A federal judge of the United States raised serious concerns about the deportation of Nigerian and Gambian migrants to Ghana based on an agreement between the Trump administration and the Ghana government.

Judge Tanya Chutkan of the Washington District Court, DC, on Saturday questioned the legality of the agreement after the lawyers representing some of the migrants claimed that their customers had to face the risk of persecution if returned to their countries of origin.

Chutkan ordered the United States government to provide a sworn declaration in detail to prevent the forced return of the deportees from Ghana to Nigeria and Gambia. He described the agreement as a possible “final race” around the laws on US immigration prohibiting deportations in which migrants could be exposed to danger.

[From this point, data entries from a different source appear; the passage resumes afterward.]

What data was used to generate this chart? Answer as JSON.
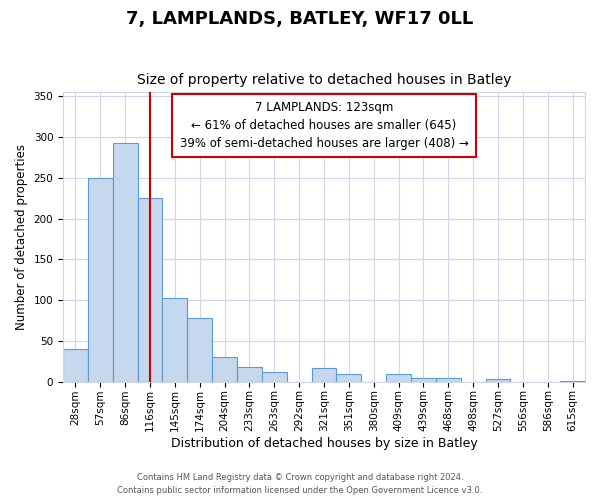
{
  "title": "7, LAMPLANDS, BATLEY, WF17 0LL",
  "subtitle": "Size of property relative to detached houses in Batley",
  "xlabel": "Distribution of detached houses by size in Batley",
  "ylabel": "Number of detached properties",
  "categories": [
    "28sqm",
    "57sqm",
    "86sqm",
    "116sqm",
    "145sqm",
    "174sqm",
    "204sqm",
    "233sqm",
    "263sqm",
    "292sqm",
    "321sqm",
    "351sqm",
    "380sqm",
    "409sqm",
    "439sqm",
    "468sqm",
    "498sqm",
    "527sqm",
    "556sqm",
    "586sqm",
    "615sqm"
  ],
  "values": [
    40,
    250,
    293,
    225,
    103,
    78,
    30,
    18,
    12,
    0,
    17,
    10,
    0,
    9,
    4,
    4,
    0,
    3,
    0,
    0,
    1
  ],
  "bar_color": "#c5d8ed",
  "bar_edge_color": "#5b9bd5",
  "bar_linewidth": 0.8,
  "red_line_x": 3.0,
  "annotation_text": "7 LAMPLANDS: 123sqm\n← 61% of detached houses are smaller (645)\n39% of semi-detached houses are larger (408) →",
  "annotation_box_color": "#ffffff",
  "annotation_box_edge": "#cc0000",
  "red_line_color": "#cc0000",
  "ylim": [
    0,
    355
  ],
  "yticks": [
    0,
    50,
    100,
    150,
    200,
    250,
    300,
    350
  ],
  "title_fontsize": 13,
  "subtitle_fontsize": 10,
  "xlabel_fontsize": 9,
  "ylabel_fontsize": 8.5,
  "tick_fontsize": 7.5,
  "annotation_fontsize": 8.5,
  "footer_line1": "Contains HM Land Registry data © Crown copyright and database right 2024.",
  "footer_line2": "Contains public sector information licensed under the Open Government Licence v3.0.",
  "background_color": "#ffffff",
  "grid_color": "#d0d8e8"
}
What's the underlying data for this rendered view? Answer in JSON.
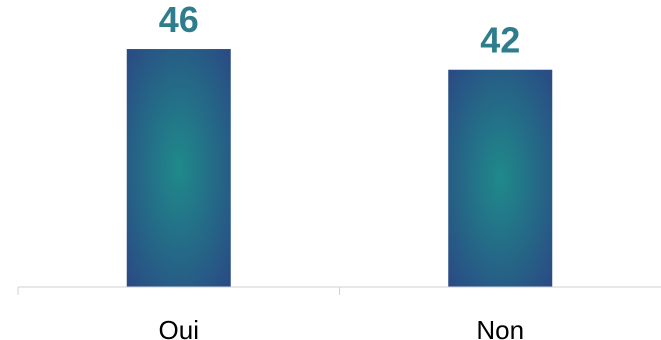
{
  "chart_data": {
    "type": "bar",
    "categories": [
      "Oui",
      "Non"
    ],
    "values": [
      46,
      42
    ],
    "title": "",
    "xlabel": "",
    "ylabel": "",
    "ylim": [
      0,
      52
    ],
    "grid": false,
    "legend": "none",
    "data_labels": true,
    "colors": {
      "bar_center": "#1f8a8a",
      "bar_edge": "#2a4a84",
      "value_label": "#2e7d8c",
      "axis": "#d0d0d0",
      "category_label": "#000000"
    }
  }
}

“I was not shy in saying that I think this is a very suspicious scheme,” said the New York Times.

Although he criticized the government’s actions, Chutkan refused to govern in favor of migrants, observing that this decision could be immediately to remain from the Supreme Court.

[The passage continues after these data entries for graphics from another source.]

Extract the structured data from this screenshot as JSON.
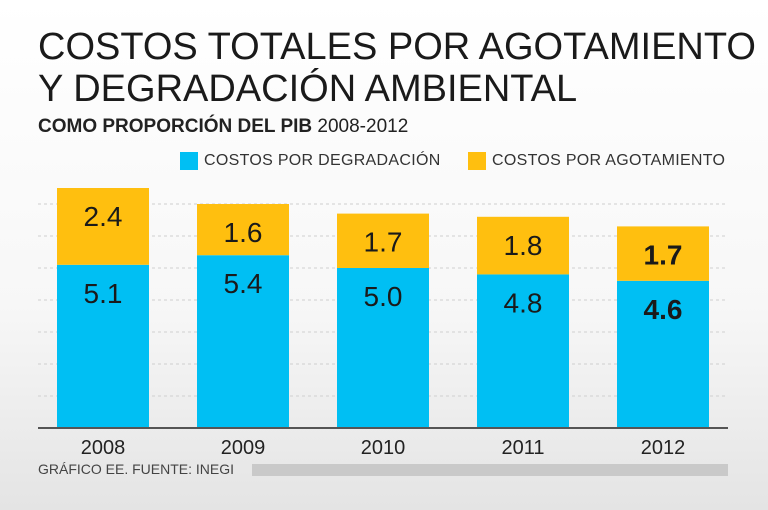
{
  "header": {
    "title_line1": "COSTOS TOTALES POR AGOTAMIENTO",
    "title_line2": "Y DEGRADACIÓN AMBIENTAL",
    "subtitle_bold": "COMO PROPORCIÓN DEL PIB",
    "subtitle_range": "2008-2012"
  },
  "footer": {
    "source": "GRÁFICO EE. FUENTE: INEGI"
  },
  "colors": {
    "degradacion": "#00bff3",
    "agotamiento": "#ffbf0f",
    "axis": "#555555",
    "grid": "#cfcfcf"
  },
  "chart_data": {
    "type": "bar",
    "stacked": true,
    "title": "COSTOS TOTALES POR AGOTAMIENTO Y DEGRADACIÓN AMBIENTAL",
    "subtitle": "COMO PROPORCIÓN DEL PIB 2008-2012",
    "categories": [
      "2008",
      "2009",
      "2010",
      "2011",
      "2012"
    ],
    "series": [
      {
        "name": "COSTOS POR DEGRADACIÓN",
        "values": [
          5.1,
          5.4,
          5.0,
          4.8,
          4.6
        ],
        "color": "#00bff3"
      },
      {
        "name": "COSTOS POR AGOTAMIENTO",
        "values": [
          2.4,
          1.6,
          1.7,
          1.8,
          1.7
        ],
        "color": "#ffbf0f"
      }
    ],
    "data_labels": {
      "degradacion": [
        "5.1",
        "5.4",
        "5.0",
        "4.8",
        "4.6"
      ],
      "agotamiento": [
        "2.4",
        "1.6",
        "1.7",
        "1.8",
        "1.7"
      ]
    },
    "highlight_category": "2012",
    "ylim": [
      0,
      7.5
    ],
    "grid": true,
    "legend": "top-right",
    "xlabel": "",
    "ylabel": ""
  }
}
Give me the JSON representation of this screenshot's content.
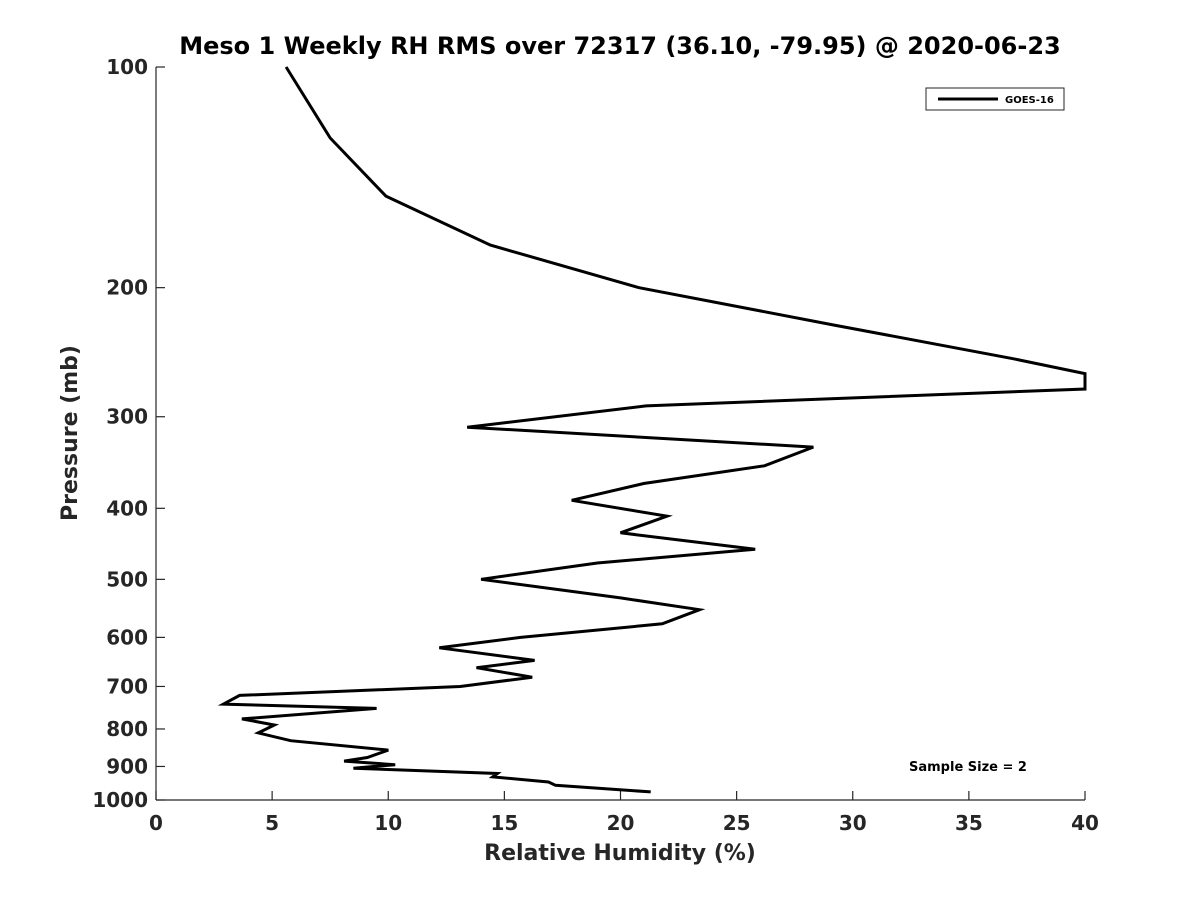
{
  "chart_data": {
    "type": "line",
    "title": "Meso 1 Weekly RH RMS over 72317 (36.10, -79.95) @ 2020-06-23",
    "xlabel": "Relative Humidity (%)",
    "ylabel": "Pressure (mb)",
    "xlim": [
      0,
      40
    ],
    "ylim": [
      100,
      1000
    ],
    "y_scale": "log",
    "y_reversed": true,
    "x_ticks": [
      0,
      5,
      10,
      15,
      20,
      25,
      30,
      35,
      40
    ],
    "y_ticks": [
      100,
      200,
      300,
      400,
      500,
      600,
      700,
      800,
      900,
      1000
    ],
    "grid": false,
    "legend_position": "top-right",
    "annotation": "Sample Size = 2",
    "series": [
      {
        "name": "GOES-16",
        "color": "#000000",
        "points": [
          [
            5.6,
            100
          ],
          [
            7.5,
            125
          ],
          [
            9.9,
            150
          ],
          [
            14.4,
            175
          ],
          [
            20.8,
            200
          ],
          [
            29.2,
            225
          ],
          [
            36.9,
            250
          ],
          [
            40.0,
            262
          ],
          [
            40.0,
            275
          ],
          [
            21.1,
            290
          ],
          [
            13.4,
            310
          ],
          [
            28.3,
            330
          ],
          [
            26.2,
            350
          ],
          [
            21.0,
            370
          ],
          [
            17.9,
            390
          ],
          [
            22.0,
            410
          ],
          [
            20.0,
            432
          ],
          [
            25.8,
            455
          ],
          [
            19.0,
            475
          ],
          [
            14.0,
            500
          ],
          [
            20.0,
            530
          ],
          [
            23.4,
            550
          ],
          [
            21.8,
            575
          ],
          [
            15.7,
            600
          ],
          [
            12.2,
            620
          ],
          [
            16.3,
            645
          ],
          [
            13.8,
            660
          ],
          [
            16.2,
            680
          ],
          [
            13.1,
            700
          ],
          [
            3.6,
            720
          ],
          [
            2.9,
            740
          ],
          [
            9.5,
            750
          ],
          [
            3.7,
            775
          ],
          [
            5.1,
            790
          ],
          [
            4.4,
            810
          ],
          [
            5.8,
            830
          ],
          [
            10.0,
            855
          ],
          [
            9.1,
            875
          ],
          [
            8.1,
            885
          ],
          [
            10.3,
            895
          ],
          [
            8.5,
            905
          ],
          [
            14.7,
            920
          ],
          [
            14.5,
            930
          ],
          [
            16.9,
            945
          ],
          [
            17.2,
            955
          ],
          [
            21.3,
            975
          ]
        ]
      }
    ]
  }
}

The controversy followed a cause intended on Friday by five migrants who claimed to have been removed from a Louisiana detention structure, chained and put on an American military plane without being informed of their destination. The cause, supported by the American Civil Liberties Union (ACLU) and by the ASIICIC ASIATICS who advanced, argued that migrants had legal protection against deportation to Nigeria and Gambia.

However, the United States Department of Justice contrasted that he no longer had the custody of migrants and insisted that the Court was missing from jurisdiction on issues involving diplomatic agreements. The Department also cited a sentence of the Supreme Court that allows deportations to countries other than the home of a migrant.

In the meantime, the president of Ghana, John Mahama, confirmed that his government had signed an agreement with the United States to host deportees of West Africa, revealing that 14 migrants had already arrived in the country.

The development has aroused criticism from human rights groups, which accuse the United States of outsourcing deportations in ways that undermine the protections established for vulnerable migrants.